Easy going on the Windermere ride, with ‘Grey Screes’ (Wetherlam) filling the horizon.

My partner and I acquired gravel bikes a few years ago and have had enormous fun exploring trails in the Lakes and elsewhere with them. They obviously aren’t as capable on really steep or rough trails as a genuine mountain bike (but I’d take my gravel bike over the average ‘supermarket special’ any day). Where they really shine is when you need use tarmac to link sections of trail, where a gravel bike really skims along compared to an MTB.

With years of mountain biking as well as riding various trails on cyclo-cross bikes and more recently gravel bikes, I felt I had something to contribute when I was approached by Out There Guides, an imprint of Northern Eye Books, who were branching out beyond their very successful walking books into cycling. After discussion with publisher Carl Rogers and series editor Tom Hutton, we decided to focus on what we later called “the often-overlooked gap between easy forest roads and hardcore mountain biking.” 

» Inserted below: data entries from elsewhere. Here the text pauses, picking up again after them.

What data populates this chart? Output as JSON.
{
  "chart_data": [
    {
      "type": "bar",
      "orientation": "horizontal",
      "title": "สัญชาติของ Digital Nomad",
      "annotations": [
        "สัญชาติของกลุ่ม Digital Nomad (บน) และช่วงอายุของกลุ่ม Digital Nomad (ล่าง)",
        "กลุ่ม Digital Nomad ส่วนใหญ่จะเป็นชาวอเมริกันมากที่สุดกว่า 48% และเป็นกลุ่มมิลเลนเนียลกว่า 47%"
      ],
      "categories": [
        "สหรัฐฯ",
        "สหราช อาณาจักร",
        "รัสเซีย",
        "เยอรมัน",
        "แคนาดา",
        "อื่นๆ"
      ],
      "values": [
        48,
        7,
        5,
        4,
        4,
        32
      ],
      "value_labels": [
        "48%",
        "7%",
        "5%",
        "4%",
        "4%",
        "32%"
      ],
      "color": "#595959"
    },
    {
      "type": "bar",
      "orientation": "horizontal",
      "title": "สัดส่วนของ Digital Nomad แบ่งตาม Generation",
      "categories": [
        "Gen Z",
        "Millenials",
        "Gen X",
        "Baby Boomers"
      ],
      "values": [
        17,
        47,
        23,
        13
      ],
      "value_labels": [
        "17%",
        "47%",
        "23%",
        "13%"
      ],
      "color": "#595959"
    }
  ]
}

While a modern gravel bike is ideal for these rides, they would also be possible on a range of other bikes. As I say in the book, “Any kind of mountain bike (MTB) will serve you well, though full-suspension bikes especially are heavier than gravel bikes. A good quality hybrid bike is also a possibility, but you might want to try it on one of the easier rides first.” I could also have mentioned cyclo-cross bikes and good solid old-school touring bikes, but space was tight.

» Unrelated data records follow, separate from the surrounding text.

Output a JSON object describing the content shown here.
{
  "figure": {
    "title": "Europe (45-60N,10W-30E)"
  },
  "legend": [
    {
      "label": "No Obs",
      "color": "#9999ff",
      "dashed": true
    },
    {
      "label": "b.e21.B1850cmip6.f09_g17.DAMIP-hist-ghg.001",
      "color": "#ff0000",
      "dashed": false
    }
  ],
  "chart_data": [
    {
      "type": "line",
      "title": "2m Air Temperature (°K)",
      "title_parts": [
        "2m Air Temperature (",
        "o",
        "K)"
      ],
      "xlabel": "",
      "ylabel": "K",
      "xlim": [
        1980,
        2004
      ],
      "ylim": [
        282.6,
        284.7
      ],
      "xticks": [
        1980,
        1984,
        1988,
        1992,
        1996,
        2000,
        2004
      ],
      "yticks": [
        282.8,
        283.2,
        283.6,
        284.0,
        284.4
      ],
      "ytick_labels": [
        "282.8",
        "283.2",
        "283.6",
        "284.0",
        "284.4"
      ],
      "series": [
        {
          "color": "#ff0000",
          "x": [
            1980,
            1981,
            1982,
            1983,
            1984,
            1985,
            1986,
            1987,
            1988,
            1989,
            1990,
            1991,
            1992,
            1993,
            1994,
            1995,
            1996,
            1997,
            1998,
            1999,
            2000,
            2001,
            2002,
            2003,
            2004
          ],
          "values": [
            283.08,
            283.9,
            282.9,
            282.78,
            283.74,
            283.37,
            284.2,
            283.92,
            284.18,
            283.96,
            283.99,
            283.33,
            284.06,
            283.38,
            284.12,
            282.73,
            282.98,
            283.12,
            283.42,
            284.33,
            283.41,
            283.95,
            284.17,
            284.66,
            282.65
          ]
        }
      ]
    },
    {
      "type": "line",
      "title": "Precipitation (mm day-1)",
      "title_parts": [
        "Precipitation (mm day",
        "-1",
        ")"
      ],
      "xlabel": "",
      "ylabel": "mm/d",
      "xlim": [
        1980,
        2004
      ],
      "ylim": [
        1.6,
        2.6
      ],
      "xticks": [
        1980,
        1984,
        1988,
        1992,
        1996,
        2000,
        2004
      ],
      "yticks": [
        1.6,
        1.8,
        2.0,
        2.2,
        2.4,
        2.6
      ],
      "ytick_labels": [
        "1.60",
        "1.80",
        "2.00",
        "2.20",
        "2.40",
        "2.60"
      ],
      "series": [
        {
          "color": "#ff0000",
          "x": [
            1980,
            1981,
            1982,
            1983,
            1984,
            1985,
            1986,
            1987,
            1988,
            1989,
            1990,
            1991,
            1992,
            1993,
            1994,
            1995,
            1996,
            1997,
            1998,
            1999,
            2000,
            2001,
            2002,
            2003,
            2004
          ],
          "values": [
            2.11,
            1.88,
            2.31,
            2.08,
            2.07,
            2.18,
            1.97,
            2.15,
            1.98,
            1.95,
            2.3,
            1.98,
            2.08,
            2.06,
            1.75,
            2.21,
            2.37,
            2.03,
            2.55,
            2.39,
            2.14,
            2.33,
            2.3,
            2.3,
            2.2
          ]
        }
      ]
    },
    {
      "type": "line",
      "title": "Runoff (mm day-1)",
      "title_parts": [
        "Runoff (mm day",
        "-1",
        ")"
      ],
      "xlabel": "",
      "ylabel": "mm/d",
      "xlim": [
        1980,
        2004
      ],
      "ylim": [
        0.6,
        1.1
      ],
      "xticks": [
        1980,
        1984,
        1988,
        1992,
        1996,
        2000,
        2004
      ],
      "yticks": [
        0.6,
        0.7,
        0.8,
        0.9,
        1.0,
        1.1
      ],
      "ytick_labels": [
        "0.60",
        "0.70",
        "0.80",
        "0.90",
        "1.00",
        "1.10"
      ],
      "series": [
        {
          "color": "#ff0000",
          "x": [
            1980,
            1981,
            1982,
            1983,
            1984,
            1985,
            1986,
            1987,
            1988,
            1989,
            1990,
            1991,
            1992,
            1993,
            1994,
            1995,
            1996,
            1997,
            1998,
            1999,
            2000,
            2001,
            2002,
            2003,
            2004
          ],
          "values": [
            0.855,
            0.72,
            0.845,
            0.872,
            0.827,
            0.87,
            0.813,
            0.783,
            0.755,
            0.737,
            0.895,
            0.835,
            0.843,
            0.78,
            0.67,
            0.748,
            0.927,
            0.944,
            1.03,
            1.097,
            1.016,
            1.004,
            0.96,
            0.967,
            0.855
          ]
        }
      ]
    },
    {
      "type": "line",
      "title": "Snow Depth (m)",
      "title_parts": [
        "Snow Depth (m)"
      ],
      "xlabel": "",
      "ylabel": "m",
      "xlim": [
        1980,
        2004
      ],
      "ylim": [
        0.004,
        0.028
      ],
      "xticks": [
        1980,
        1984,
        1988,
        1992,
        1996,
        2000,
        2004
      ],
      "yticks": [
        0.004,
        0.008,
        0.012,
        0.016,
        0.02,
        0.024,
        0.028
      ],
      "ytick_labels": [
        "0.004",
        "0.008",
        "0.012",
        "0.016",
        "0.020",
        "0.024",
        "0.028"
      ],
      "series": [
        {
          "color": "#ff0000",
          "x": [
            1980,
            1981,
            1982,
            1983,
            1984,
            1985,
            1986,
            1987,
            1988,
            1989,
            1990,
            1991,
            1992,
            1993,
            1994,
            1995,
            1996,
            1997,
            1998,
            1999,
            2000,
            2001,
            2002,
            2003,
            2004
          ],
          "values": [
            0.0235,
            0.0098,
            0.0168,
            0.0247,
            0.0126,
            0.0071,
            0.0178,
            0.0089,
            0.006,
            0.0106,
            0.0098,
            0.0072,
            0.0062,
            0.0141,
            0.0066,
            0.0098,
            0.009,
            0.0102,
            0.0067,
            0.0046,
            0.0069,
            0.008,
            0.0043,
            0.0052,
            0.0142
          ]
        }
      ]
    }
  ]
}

Obviously there was a lot of exploring and route-checking to be done, but I already had a pretty good idea of where most of the rides were likely to be, and most of them were in or close to Ransome country. This isn’t bias on my part; geology and history have combined to create a richer network of trails in this southern quadrant of the National Park than elsewhere.

Most obviously, there’s a ride from Coniston around the Tilberthwaite area. With its extensive and fascinating old quarries, it’s rich in the atmosphere of Pigeon Post—but did Ransome have any of these trails specifically in mind when he wrote “the dromedary was jolting (Dick) almost to pieces as it slipped and jumped and jibbed and skidded and bucked over the loose stones in the old path down the wood”? Maybe, maybe not. I never felt like I was being ‘jolted almost to pieces’ on any of these trails, and I don’t think that’s all down to the superiority of modern bikes.

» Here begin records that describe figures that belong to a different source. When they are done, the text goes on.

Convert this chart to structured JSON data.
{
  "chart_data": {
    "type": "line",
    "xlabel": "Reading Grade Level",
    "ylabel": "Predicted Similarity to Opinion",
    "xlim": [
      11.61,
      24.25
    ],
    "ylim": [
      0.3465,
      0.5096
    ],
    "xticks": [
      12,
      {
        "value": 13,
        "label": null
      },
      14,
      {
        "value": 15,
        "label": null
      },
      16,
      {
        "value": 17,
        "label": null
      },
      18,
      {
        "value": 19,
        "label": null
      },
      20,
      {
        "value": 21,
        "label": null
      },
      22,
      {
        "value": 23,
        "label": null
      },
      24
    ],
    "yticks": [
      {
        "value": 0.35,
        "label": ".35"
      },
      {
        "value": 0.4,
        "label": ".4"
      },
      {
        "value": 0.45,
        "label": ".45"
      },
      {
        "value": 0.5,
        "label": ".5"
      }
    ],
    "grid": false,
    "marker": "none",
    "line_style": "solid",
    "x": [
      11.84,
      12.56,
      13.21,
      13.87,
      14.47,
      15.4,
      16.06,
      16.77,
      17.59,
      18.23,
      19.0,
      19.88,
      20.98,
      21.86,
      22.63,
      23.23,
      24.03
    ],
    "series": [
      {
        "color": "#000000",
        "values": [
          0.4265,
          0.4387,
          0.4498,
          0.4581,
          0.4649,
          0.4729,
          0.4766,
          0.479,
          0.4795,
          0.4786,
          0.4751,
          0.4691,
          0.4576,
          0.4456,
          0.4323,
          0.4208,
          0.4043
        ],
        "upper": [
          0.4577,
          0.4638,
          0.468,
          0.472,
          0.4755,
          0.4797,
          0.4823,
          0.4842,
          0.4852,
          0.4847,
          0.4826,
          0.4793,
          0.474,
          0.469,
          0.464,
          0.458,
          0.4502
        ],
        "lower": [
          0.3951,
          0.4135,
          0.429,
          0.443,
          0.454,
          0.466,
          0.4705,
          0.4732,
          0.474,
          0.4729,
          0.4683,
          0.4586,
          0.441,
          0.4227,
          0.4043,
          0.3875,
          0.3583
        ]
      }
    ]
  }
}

A technical moment on the Tilberthwaite ride

Another ride with a connection to AR’s life, though not obviously to the landscape of the books, takes you around the Cartmel valley. At one point it passes very close to Wall Nook, where AR stayed as a young man and from where he sometimes set out on epic walks to Coniston (and back) to call on the Collingwood family. However the real highlight of this ride is the trail along the flanks of Hampsfell before the end.

The trail along the flanks of Hampsfell

Deep in the heart of Ransome country, there’s also a ride along the west shore of Windermere and back via Hawkshead. In a much quieter corner a few miles to the west and south is the ride from Blawith over Subberthwaite Common. At one point this ride isn’t terribly far from Lowick Hall, where AR and Evgenia lived for a while, so he may have known the lanes, though by this stage in his life I’m sure he wouldn’t have been taking a dromedary over the tracks. There are steep climbs here, but on tarmac, while the off-road stuff is all pretty amenable, and takes you past some fascinating archaeological sites, both prehistoric and mediaeval.

A fabulous trail on Subberthwaite Common

I’d also like to mention the first volume in the ‘Great Bike Rides’ series, which has been out for some months already. This is ‘Family Cycle Rides in the Lake District’ by Alf Alderson, and does pretty much what it says on the tin. There’s partial overlap with a few of my rides but nothing to worry about. I had some editorial input into this one and provided quite a number of photos.

Either (or both!) of these books offer plenty of inspiration to explore the lake country by bike. It really is one of the best ways to see the district, and I don’t think Arthur Ransome would have had any quarrel with that.